Tuesday, February 5, 2013

Detective work

Geologists are like detectives. We are trying to piece together the story of how and when the rocks formed and how and when they have moved. Every rock has a story to tell about the environment when it formed. The rocks in these mountains also tell the history of motion on faults underground.

In answer to Dayleni Grullon’s question, one of the rocks we study in this part of India is limestone. You may remember that I passed a piece of it around the classroom back in September. The limestone is made from the shells of creatures that lived in shallow ocean water. We can figure out when the limestone formed because it has fossils of animals that went extinct. So the rock told us that there used to be an ocean here X million years ago, before the mountains formed!

Next I try to figure out what story rocks can tell us about plate tectonics. I use my special compass to measure how the sedimentary rocks have tilted and I make a map.
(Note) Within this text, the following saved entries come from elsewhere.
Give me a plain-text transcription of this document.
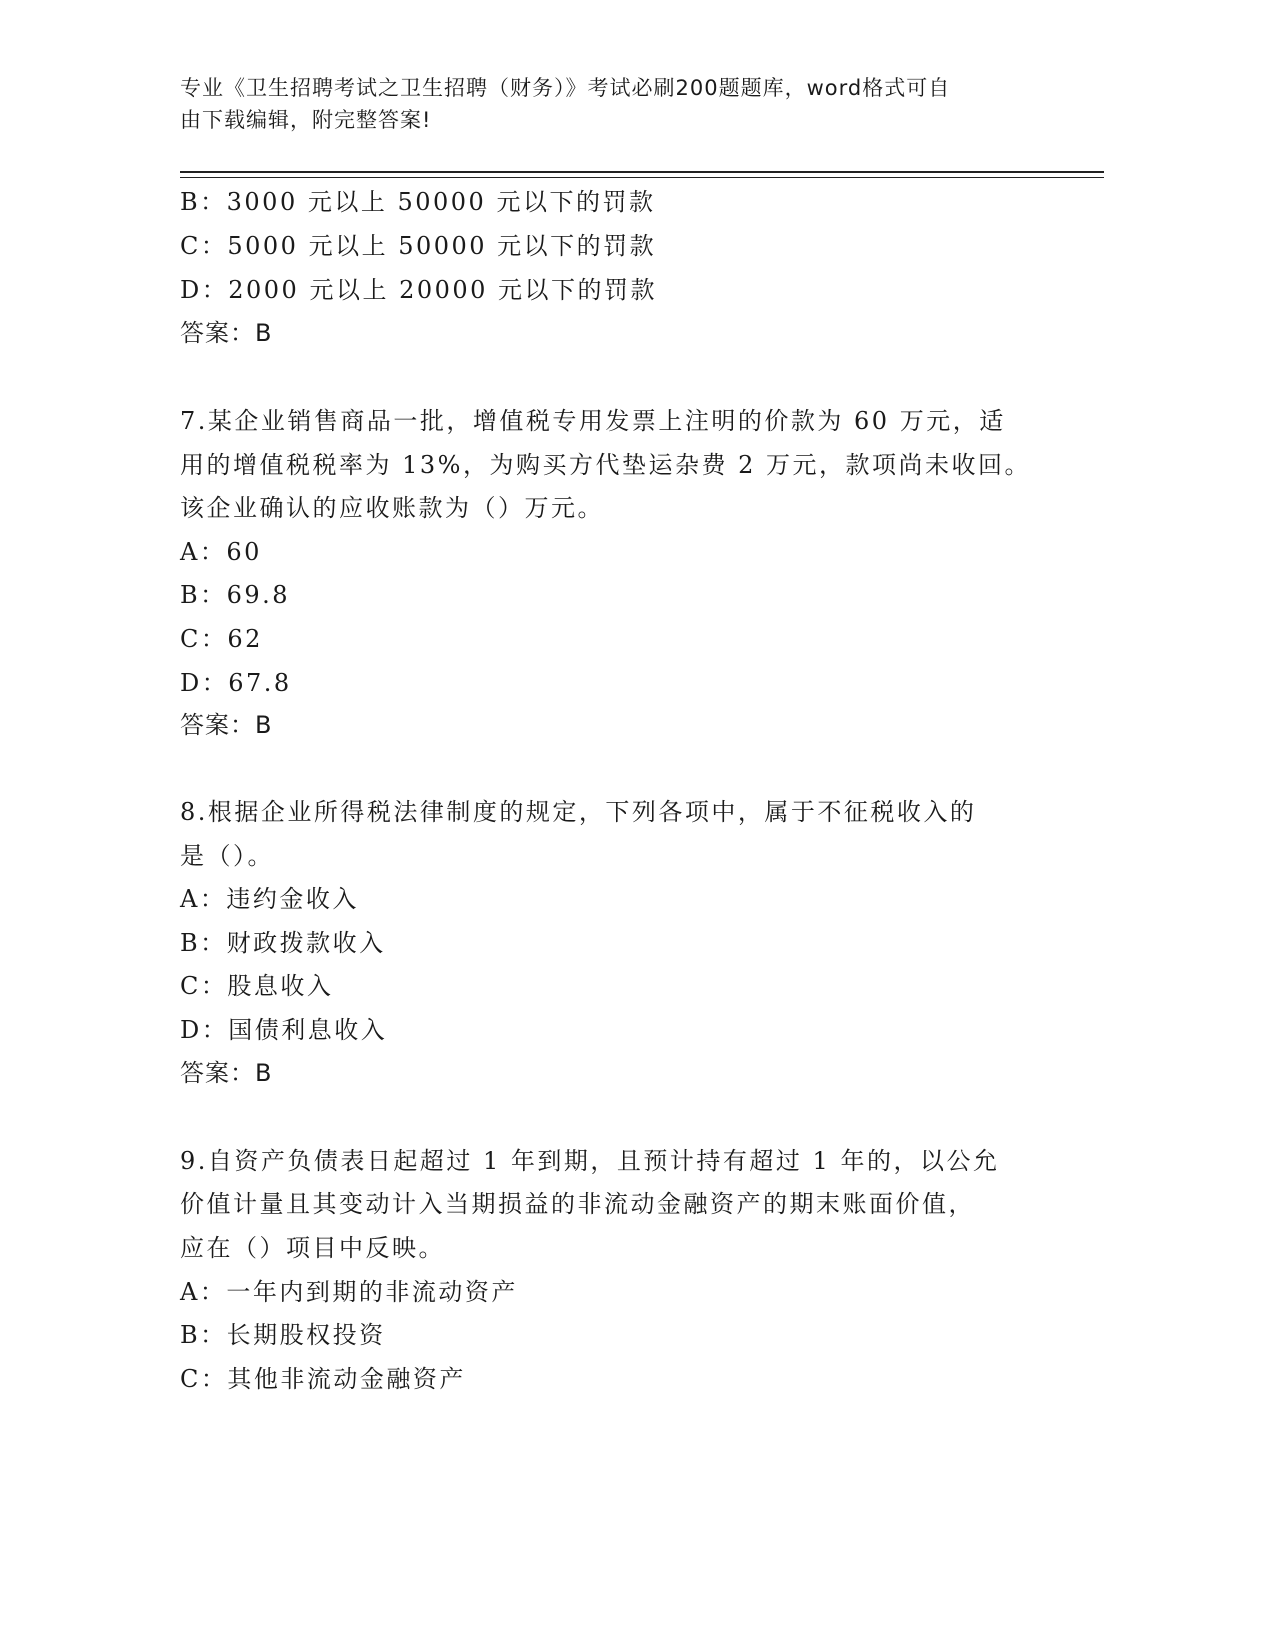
专业《卫生招聘考试之卫生招聘（财务）》考试必刷200题题库，word格式可自
由下载编辑，附完整答案!
B：3000 元以上 50000 元以下的罚款
C：5000 元以上 50000 元以下的罚款
D：2000 元以上 20000 元以下的罚款
答案：B
7.某企业销售商品一批，增值税专用发票上注明的价款为 60 万元，适
用的增值税税率为 13%，为购买方代垫运杂费 2 万元，款项尚未收回。
该企业确认的应收账款为（）万元。
A：60
B：69.8
C：62
D：67.8
答案：B
8.根据企业所得税法律制度的规定，下列各项中，属于不征税收入的
是（）。
A：违约金收入
B：财政拨款收入
C：股息收入
D：国债利息收入
答案：B
9.自资产负债表日起超过 1 年到期，且预计持有超过 1 年的，以公允
价值计量且其变动计入当期损益的非流动金融资产的期末账面价值，
应在（）项目中反映。
A：一年内到期的非流动资产
B：长期股权投资
C：其他非流动金融资产
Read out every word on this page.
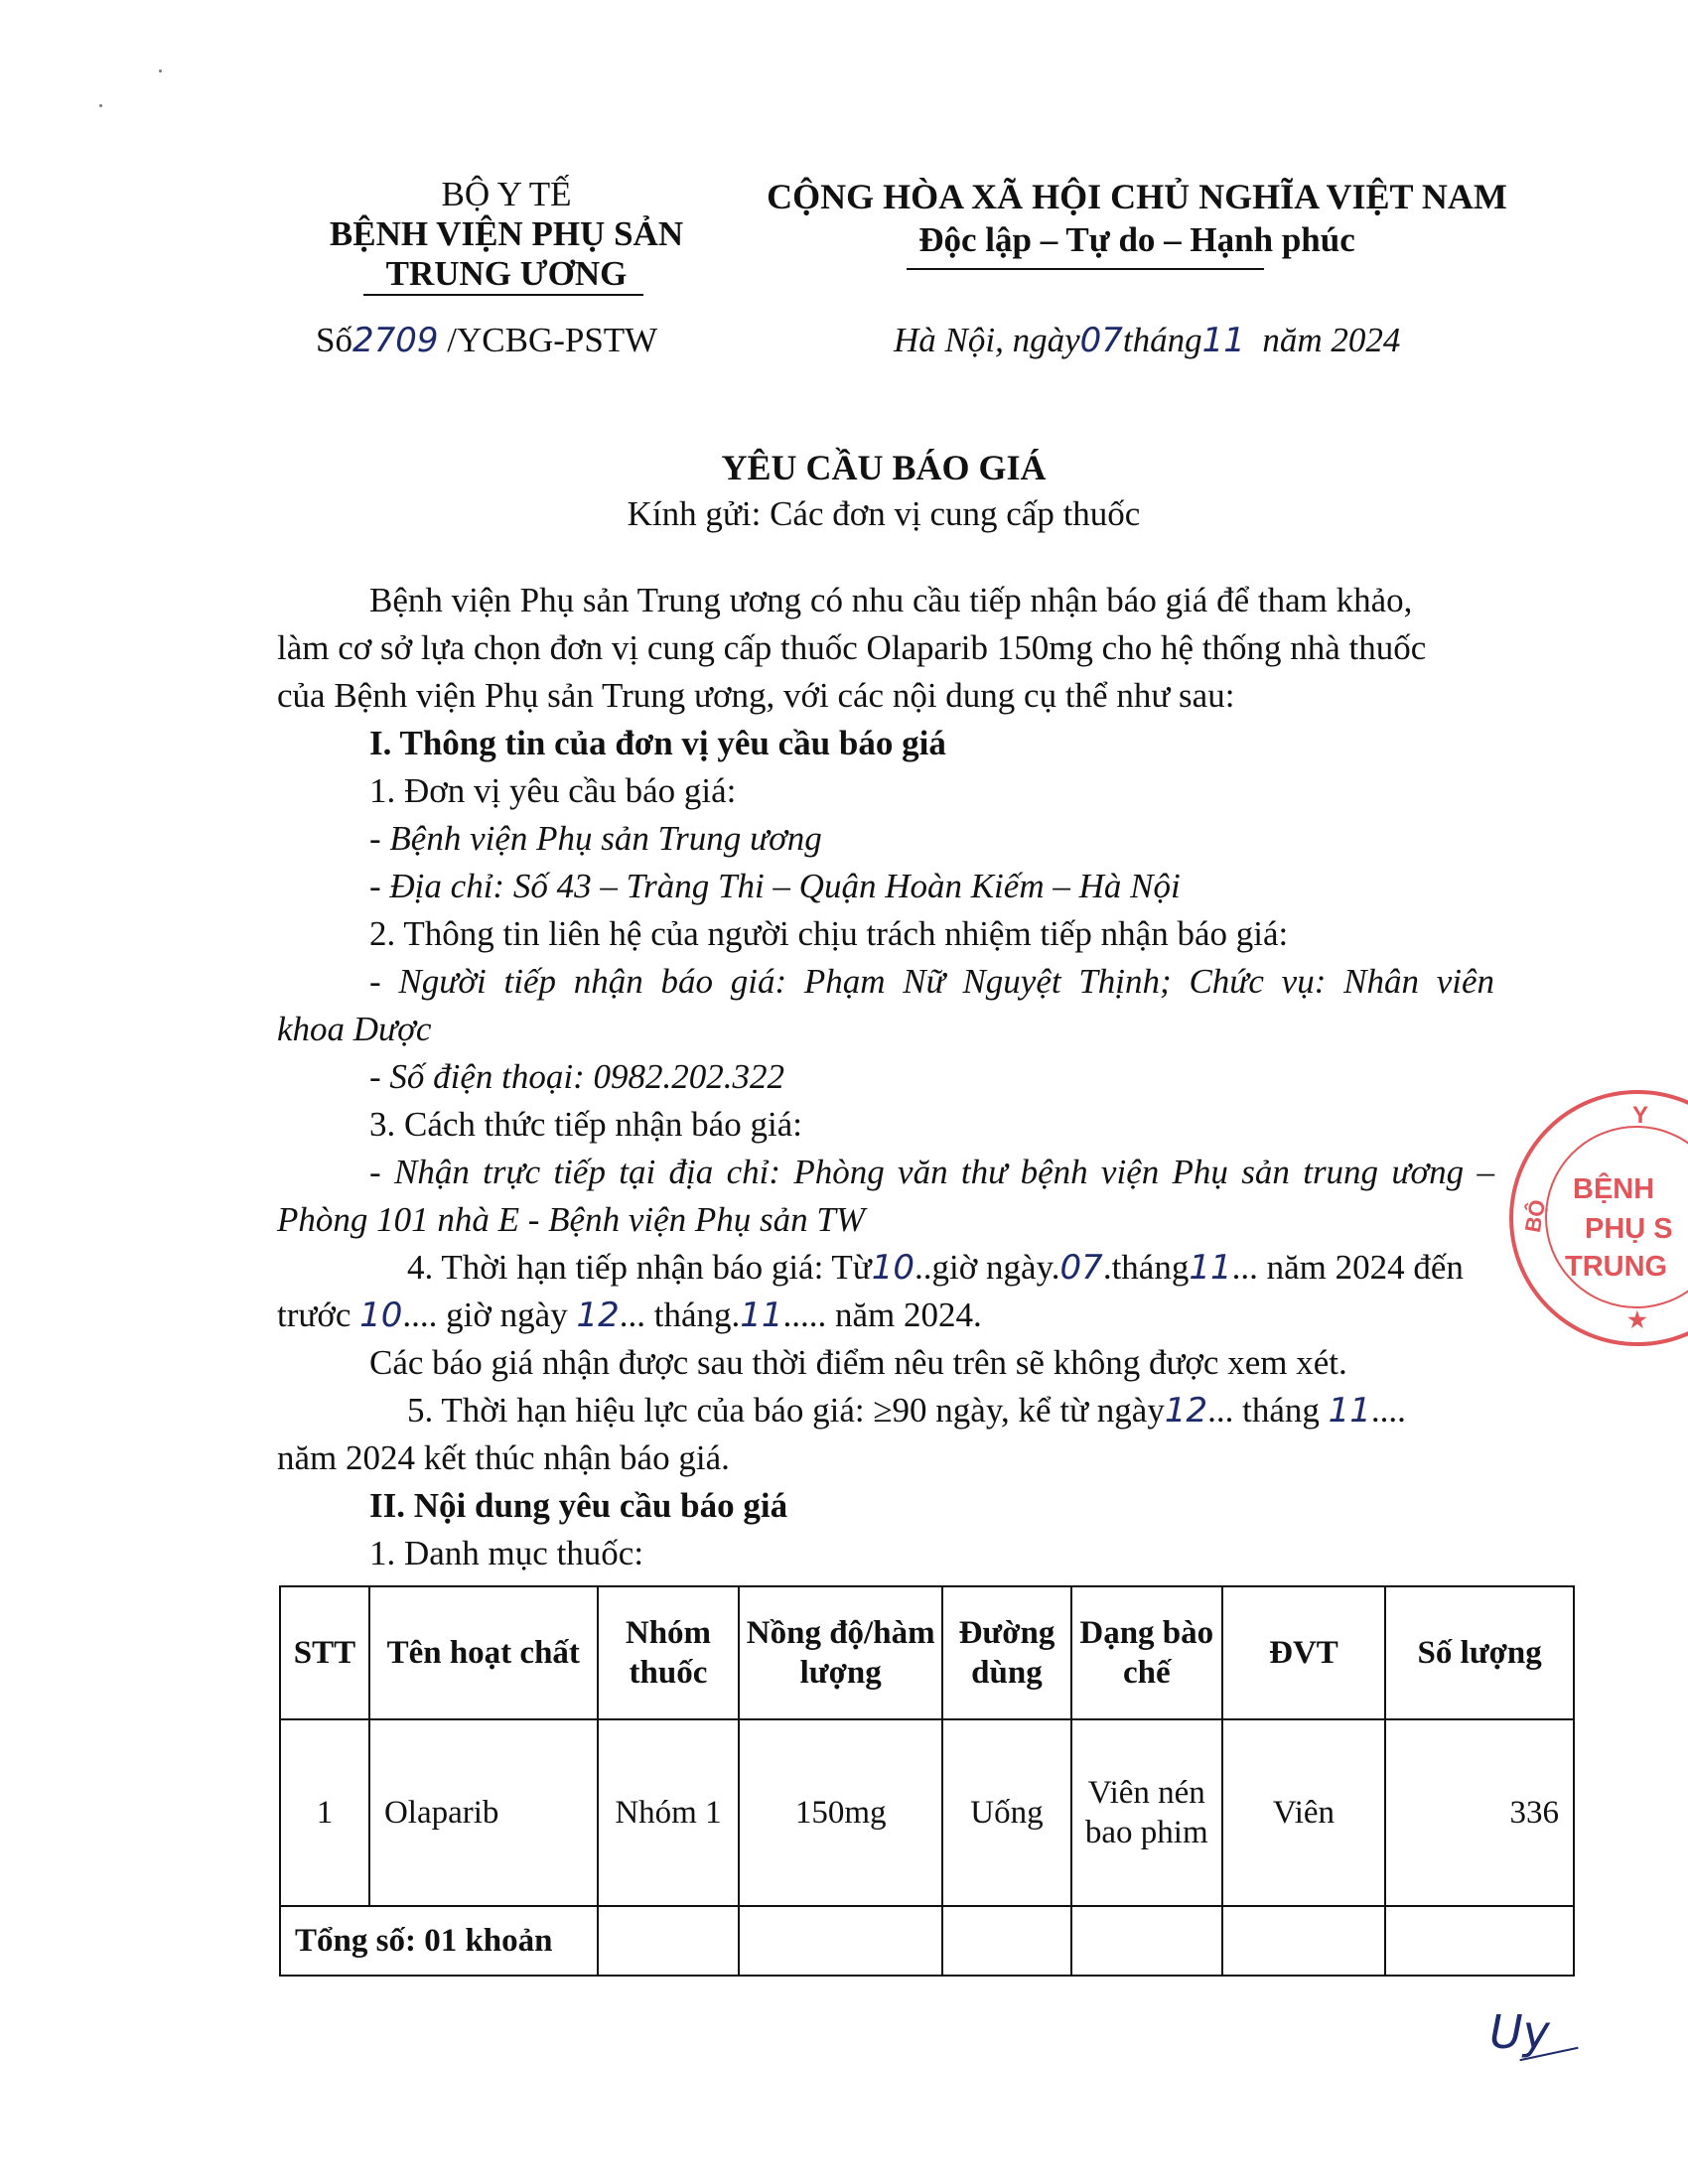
BỘ Y TẾ
BỆNH VIỆN PHỤ SẢN
TRUNG ƯƠNG
Số2709 /YCBG-PSTW
CỘNG HÒA XÃ HỘI CHỦ NGHĨA VIỆT NAM
Độc lập – Tự do – Hạnh phúc
Hà Nội, ngày07tháng11 năm 2024
YÊU CẦU BÁO GIÁ
Kính gửi: Các đơn vị cung cấp thuốc
Bệnh viện Phụ sản Trung ương có nhu cầu tiếp nhận báo giá để tham khảo,
làm cơ sở lựa chọn đơn vị cung cấp thuốc Olaparib 150mg cho hệ thống nhà thuốc
của Bệnh viện Phụ sản Trung ương, với các nội dung cụ thể như sau:
I. Thông tin của đơn vị yêu cầu báo giá
1. Đơn vị yêu cầu báo giá:
- Bệnh viện Phụ sản Trung ương
- Địa chỉ: Số 43 – Tràng Thi – Quận Hoàn Kiếm – Hà Nội
2. Thông tin liên hệ của người chịu trách nhiệm tiếp nhận báo giá:
- Người tiếp nhận báo giá: Phạm Nữ Nguyệt Thịnh; Chức vụ: Nhân viên
khoa Dược
- Số điện thoại: 0982.202.322
3. Cách thức tiếp nhận báo giá:
- Nhận trực tiếp tại địa chỉ: Phòng văn thư bệnh viện Phụ sản trung ương –
Phòng 101 nhà E - Bệnh viện Phụ sản TW
4. Thời hạn tiếp nhận báo giá: Từ10..giờ ngày.07.tháng11... năm 2024 đến
trước 10.... giờ ngày 12... tháng.11..... năm 2024.
Các báo giá nhận được sau thời điểm nêu trên sẽ không được xem xét.
5. Thời hạn hiệu lực của báo giá: ≥90 ngày, kể từ ngày12... tháng 11....
năm 2024 kết thúc nhận báo giá.
II. Nội dung yêu cầu báo giá
1. Danh mục thuốc:
STT	Tên hoạt chất	Nhóm thuốc	Nồng độ/hàm lượng	Đường dùng	Dạng bào chế	ĐVT	Số lượng
1	Olaparib	Nhóm 1	150mg	Uống	Viên nén bao phim	Viên	336
Tổng số: 01 khoản							
Y
BỆNH
PHỤ S
TRUNG
BỘ
★
Uy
My map tells us which way the rocks have folded and that tells us which way they’re being pushed by plate tectonics.

Limestone is also really cool because it can be dissolved and form caves. We found and explored a cave in India! We found stalagtites that have been tilted, and my friend Chris is going to measure how old they are so we can estimate how fast they are being tilted. He’s also going to measure the age of broken stalagtites to try to figure out when ancient earthquakes happened so we can estimate the repeat time of earthquakes here. The cave was a little bit scary – I saw a HUGE spider! (that's Professor Seeber's hand. He's braver -- or perhaps more foolish? -- than I)

Luis Tapia asked how rocks are folded, which is a really great question. Sedimentary rocks are formed in horizontal (flat) layers. When plate tectonic forces push on rocks, they bend and break. When rocks bend the layers become curved and that’s what we call a fold. When the rocks break a fault is formed and that’s where earthquakes happen.

Here's a dramatic photo of folded rock I borrowed from someone else's geology blog so that you can see a really clear example. (http://www.itsasickness.com/geology/content/folded-rock)

I really enjoyed reading all your questions and comments, thanks for all the great ideas for new blog posts! Here's a brief food update:
I was served rice in a banana leaf last week, and yesterday we got to have pineapple for dessert!